CASAL DI PRINCIPE – È diventato altro. Il clan dei Casalesi raccontato dalle inchieste che avevano portato in cella i suoi storici padrini non esiste più: negli ultimi 15 anni, oltre a cambiare priorità e approcci criminali, ha detto gradualmente addio alla cassa comune. La frattura che era cominciata ad emergere già nel 2008, con gli screzi tra Michele Zagaria e Nicola Schiavone (screzi talmente forti da rischiare di innescare una faida dal potenziale devastante), dopo l’arresto di questi due boss non si è mai più sanata. Risultato? La cabina di regia che dirigeva l’organizzazione è scomparsa.

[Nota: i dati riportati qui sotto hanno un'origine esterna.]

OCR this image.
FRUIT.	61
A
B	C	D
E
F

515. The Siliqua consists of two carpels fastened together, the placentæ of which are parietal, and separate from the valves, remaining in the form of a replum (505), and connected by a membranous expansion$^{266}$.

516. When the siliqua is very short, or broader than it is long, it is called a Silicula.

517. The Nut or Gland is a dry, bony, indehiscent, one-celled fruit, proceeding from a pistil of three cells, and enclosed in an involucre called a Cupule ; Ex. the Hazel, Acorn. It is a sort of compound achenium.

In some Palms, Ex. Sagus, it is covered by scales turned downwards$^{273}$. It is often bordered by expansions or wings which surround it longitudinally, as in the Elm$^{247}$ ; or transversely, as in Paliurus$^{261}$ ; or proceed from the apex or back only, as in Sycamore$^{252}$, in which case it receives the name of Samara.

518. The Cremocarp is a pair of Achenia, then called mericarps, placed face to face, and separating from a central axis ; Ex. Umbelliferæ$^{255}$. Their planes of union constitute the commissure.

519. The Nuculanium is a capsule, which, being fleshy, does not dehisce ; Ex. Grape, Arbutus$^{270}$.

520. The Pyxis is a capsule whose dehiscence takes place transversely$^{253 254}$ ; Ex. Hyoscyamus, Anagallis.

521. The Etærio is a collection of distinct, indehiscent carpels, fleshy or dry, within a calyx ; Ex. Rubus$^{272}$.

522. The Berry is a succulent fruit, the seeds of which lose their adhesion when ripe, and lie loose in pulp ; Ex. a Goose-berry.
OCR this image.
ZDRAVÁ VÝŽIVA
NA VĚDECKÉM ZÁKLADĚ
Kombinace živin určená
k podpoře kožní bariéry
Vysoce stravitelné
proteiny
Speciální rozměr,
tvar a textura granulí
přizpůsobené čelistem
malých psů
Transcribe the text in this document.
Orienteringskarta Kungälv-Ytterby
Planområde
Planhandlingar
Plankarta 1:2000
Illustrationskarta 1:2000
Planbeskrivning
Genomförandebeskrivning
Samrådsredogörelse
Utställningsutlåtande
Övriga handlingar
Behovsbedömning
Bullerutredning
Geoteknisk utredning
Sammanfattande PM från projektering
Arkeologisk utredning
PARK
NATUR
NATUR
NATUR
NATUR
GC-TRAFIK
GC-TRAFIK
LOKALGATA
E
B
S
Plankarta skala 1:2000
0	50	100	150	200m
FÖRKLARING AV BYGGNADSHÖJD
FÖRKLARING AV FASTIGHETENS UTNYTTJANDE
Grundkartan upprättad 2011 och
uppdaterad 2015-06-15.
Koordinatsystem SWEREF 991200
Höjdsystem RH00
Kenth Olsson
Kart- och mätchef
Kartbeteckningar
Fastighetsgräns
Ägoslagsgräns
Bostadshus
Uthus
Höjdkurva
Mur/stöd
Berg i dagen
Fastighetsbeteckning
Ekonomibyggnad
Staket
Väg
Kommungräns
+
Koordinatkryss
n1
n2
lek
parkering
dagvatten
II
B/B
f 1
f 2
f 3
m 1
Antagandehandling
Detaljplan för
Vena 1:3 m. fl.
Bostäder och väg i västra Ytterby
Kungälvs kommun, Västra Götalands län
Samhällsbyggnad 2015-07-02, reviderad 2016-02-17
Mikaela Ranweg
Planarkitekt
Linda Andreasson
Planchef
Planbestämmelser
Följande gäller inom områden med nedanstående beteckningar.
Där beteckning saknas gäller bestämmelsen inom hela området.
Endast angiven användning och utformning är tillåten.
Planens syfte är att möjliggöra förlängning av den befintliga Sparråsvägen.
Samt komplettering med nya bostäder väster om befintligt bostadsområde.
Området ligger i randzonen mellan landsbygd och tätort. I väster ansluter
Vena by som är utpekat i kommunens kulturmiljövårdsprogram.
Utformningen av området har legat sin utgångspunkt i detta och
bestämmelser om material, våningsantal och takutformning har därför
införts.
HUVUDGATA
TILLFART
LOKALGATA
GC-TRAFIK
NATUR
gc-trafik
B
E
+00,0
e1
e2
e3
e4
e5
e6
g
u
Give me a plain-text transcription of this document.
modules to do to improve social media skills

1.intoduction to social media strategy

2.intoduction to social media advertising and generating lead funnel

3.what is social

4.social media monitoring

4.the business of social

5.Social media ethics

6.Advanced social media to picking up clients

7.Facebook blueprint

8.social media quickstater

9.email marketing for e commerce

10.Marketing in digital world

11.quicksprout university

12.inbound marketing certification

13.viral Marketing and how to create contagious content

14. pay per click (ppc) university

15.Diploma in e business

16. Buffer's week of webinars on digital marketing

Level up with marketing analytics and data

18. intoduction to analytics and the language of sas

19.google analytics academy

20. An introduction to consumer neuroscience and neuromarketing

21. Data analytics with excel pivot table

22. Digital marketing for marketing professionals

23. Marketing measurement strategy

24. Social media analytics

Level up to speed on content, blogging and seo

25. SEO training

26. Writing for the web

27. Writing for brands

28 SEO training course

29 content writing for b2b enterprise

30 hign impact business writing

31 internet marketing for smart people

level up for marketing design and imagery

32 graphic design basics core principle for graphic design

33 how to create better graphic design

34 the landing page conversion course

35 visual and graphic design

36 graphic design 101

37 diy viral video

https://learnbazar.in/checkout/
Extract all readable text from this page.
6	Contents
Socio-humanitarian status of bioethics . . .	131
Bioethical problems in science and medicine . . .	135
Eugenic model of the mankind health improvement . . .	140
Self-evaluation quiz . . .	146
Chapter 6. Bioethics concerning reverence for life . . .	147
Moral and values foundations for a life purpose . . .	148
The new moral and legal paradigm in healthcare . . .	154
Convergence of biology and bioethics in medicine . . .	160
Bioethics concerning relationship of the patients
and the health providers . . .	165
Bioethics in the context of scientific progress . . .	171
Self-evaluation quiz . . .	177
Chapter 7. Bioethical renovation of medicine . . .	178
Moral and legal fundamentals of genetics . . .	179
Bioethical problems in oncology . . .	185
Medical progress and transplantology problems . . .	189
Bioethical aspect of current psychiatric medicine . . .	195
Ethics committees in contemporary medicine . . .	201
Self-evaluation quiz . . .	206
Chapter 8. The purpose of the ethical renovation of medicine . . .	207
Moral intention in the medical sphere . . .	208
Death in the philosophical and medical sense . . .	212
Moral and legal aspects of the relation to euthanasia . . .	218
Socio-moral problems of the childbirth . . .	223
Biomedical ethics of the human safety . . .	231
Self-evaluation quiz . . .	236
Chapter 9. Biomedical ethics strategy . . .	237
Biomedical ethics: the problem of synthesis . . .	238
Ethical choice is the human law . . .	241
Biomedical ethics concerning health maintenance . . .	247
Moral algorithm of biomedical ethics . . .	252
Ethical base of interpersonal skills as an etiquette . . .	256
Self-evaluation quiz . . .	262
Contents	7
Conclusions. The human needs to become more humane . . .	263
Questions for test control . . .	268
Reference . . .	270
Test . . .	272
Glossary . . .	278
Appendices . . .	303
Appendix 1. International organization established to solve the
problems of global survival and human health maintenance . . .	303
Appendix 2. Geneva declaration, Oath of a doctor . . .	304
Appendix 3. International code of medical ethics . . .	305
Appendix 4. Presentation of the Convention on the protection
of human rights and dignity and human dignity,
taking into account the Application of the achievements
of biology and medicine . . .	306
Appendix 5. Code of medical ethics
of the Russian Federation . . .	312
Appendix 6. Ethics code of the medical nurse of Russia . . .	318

Ogni cosca che anima (formalmente) il clan ora si muove in autonomia, limitandosi a rispettare nell’esecuzione delle condotte malavitose (ma neppure più in modo troppo rigido) soltanto le spartizioni territoriali (decise quando al vertice della cupola c’era Francesco Sandokan Schiavone).
I segnali della disgregazione del clan erano già visibili nelle attività investigative più recenti, coordinate dalla Dda di Napoli, che hanno puntato a colpire i nuovi business della mafia dell’Agro aversano, come quella sui presunti tentativi di Nicola Schiavone ‘o russ di rituffarsi, appena scarcerato, nel mondo dell’imprenditoria o l’indagine che ha cercato di dimostrare la relazione tra i Capaldo, nipoti del capoclan Zagaria, e alcuni titolari di importanti catene di supermercati: in queste e in altre inchieste ‘fresche’ non è mai emerso il concetto di cassa comune. E a confermare l’abbandono da parte delle gang mafiose del vecchio schema adesso c’è pure il neo collaboratore di giustizia Vincenzo D’Angelo, consorte di Teresa Bidognetti ed ex braccio destro di Gianluca Bidognetti . “Attualmente, il clan dei Casalesi ha una struttura frammentaria, almeno per come sono in grado di dire fino al 22 novembre scorso, data del mio arresto. Per frammentata – ha raccontato il pentito al pubblico ministero Maurizio Giordano -, intendo dire che non esiste più una cassa comune gestita da persone incaricate dal clan. Ciò significa che ogni famiglia percepisce gli utili da alcuni canali di finanziamento che servono a sostenere non soltanto le famiglie dei detenuti al 41 bis, ma anche le famiglie dei detenuti per fatti associativi camorristici e quelle di coloro i quali sono tornati in libertà dopo lunghi periodi di detenzione. In estrema sintesi – ha concluso – posso dire che bisogna distinguere nettamente fra il gruppo Schiavone, il gruppo Bidognetti e il gruppo Zagaria”.
Insomma, resta solo il brand ‘Clan dei Casalesi’, ma la sostanza dice altro. Dice che ci sono, ormai, gruppi mafiosi indipendenti attenti a non pestarsi i piedi (e quello riconducibile ad Antonio Iovine, pentito dal 2014, è sostanzialmente scomparso).
Le informazioni date dal pentito al pm Giordano sono confluite nel processo che prenderà il via a giugno a carico suo e di altri 38 imputati. A trascinarli a giudizio l’inchiesta, condotta dai carabinieri, che ha puntato a tracciare e a colpire le nuove attività malavitose messe in piedi dalle cosche Bidognetti e Schiavone, rispettivamente guidate, dice la Dda, da Gianluca Bidognetti, figlio del boss ergastolano Cicciotto ‘e mezzanotte, e Giovanni Della Corte.